My love affair with fennel began with an orzo dish by Ottolenghi, with prawns and marinated feta. I remember it so vividly as one of the first things Sidney and I made together in my too-nice kitchen in Stratford, something comfortable in the way we moved through the kitchen together. I had loved previously, fennel that is, through trips to 4 different grocery stores to find its bulbs for sausage and fennel pastas for my family while in high school, in fennel, orange, and olive salads with Lucy on hot summer days in Greenwich Park, and now, poured between the heels of my hand, crushed fennel seeds to bloom in the pot, along with slices of, chilli flakes, and thin orange peels, which Sidney and I would alternate between the pot and the rims of our negroni glasses, my love for fennel bloomed into something real, an extension of myself.
Fennel, according to indistinct ancient lore from places near and far, was a medicine of its own - not just in the sachets of tea to soothe the mind and stomach but the ‘herb of the snakes’, known to rub their eyes against it to sharpen their sight. Decisiveness is what comes to mind with I think of fennel seeds - maybe because their fragrance and soft taste of licorice whispered, “I know” to me as I tasted them mixed with the salty chunks of feta and hints of chilli and olive oil smuggled over from my ujatz back in Poljana drizzled on top of our creation. I remember sitting on the balcony of what felt like (and still does) a balcony into dystopia where I lived at the time and blew on my spoon between bites, and felt something shift in myself, something that I didn’t think would ever be a thing at the table, that my decisiveness could be appreciated and loved, that my opinion, my love of fennel seeds, is a nice thing about me, that this, the sharing of a meal with this person so new to me was something significant.
I have meditated on this during the first days and weeks of this year. I travelled to Basingstoke for my residency and found myself getting groceries and buying my own fennel seeds, without even thinking about it, along with a bag of oranges to try and peel in onefelt swoop, an ode of luck my friend and temporary high school enemy told me in the hallway once, and has stuck with me as my love for oranges has expanded into a daily ritual of having them as part of breakfast. I came back and dived back into my cookbooks, finding my way around the new kitchen, knowing to turn right on my road to head toward the high street, that Aldi is there and Asda is there, but the Turkish grocer at the foot of my road is actually the place to go for lemons and limes and labneh, and they smile at me now, as I have become a part of their regular crowd of customers, offering me kesice like the ones my Baba would bring to the house every Saturday. I moved my spices in my cabinet in the houseshare from side to side, ultimately settling on a box that sits above the cabinet itself, to pick them out whenever I need them, acquiring things like curry leaves and mustard seeds and boxes of szechuan peppercorns in soft wicker boxes from Sidney as part of a Christmas gift a while back.

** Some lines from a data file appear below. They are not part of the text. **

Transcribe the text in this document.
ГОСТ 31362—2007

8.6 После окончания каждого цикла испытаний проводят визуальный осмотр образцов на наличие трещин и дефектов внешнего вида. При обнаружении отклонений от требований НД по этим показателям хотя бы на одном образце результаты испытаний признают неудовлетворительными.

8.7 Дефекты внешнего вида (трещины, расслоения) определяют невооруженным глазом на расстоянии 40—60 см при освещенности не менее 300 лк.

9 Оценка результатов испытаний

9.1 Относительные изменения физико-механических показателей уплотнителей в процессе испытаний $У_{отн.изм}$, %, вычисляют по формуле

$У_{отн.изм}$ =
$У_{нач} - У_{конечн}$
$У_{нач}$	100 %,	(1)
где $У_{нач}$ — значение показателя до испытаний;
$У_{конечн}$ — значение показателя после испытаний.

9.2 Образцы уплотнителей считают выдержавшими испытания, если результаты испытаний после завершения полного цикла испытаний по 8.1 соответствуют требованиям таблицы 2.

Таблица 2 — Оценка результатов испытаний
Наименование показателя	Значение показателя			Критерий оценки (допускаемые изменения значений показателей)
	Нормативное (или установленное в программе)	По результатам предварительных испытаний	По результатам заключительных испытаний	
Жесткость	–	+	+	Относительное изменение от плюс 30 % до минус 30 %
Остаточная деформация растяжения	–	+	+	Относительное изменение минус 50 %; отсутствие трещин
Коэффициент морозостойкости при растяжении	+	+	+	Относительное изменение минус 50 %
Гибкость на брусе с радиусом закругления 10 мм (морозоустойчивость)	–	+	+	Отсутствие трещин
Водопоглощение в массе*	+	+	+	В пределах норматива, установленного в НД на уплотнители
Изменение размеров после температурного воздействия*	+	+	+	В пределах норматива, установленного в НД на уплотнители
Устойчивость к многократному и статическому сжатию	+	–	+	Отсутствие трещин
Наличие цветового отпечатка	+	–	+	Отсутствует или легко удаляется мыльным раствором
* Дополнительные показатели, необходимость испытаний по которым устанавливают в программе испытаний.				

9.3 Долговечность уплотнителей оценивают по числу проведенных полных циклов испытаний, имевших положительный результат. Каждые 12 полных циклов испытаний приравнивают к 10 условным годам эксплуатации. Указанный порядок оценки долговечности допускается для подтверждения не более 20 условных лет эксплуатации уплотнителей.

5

There is something to be said about the people your life that make you feel like you can speak your mind, that I can share what I want to have for dinner and we can laugh like silly kids walking around the grocery store with tubs of olives and a bottle of wine in our basket, a feeling of love so whole you no longer have to fear it, only let yourself be present in the moment. I throw artichokes into the basket with glee because I know we will savour every moment with them, whipping melted butter with lemon juice to vigorously dip our leaves into, as if we’ve never had anything so good in our lives. That I can get excited about a dish I may not make for months but the thought of cooking means many things, a series of blissful kitchen embraces and podcasts in the background and cheers-ing glasses because it is just so good to be here, with you, moj ljubavi.
When I think of these past few years of my life I think of many things, the beginnings of my career that has taken form in many ways, a life that has been enjoyed through cups of coffee and inky pens dancing across the crossword, I have found myself in many ways, not mistakenly through my little glass jar of fennel seeds, whispering "i love you" from across the kitchen as I toss them into our pan for dinner.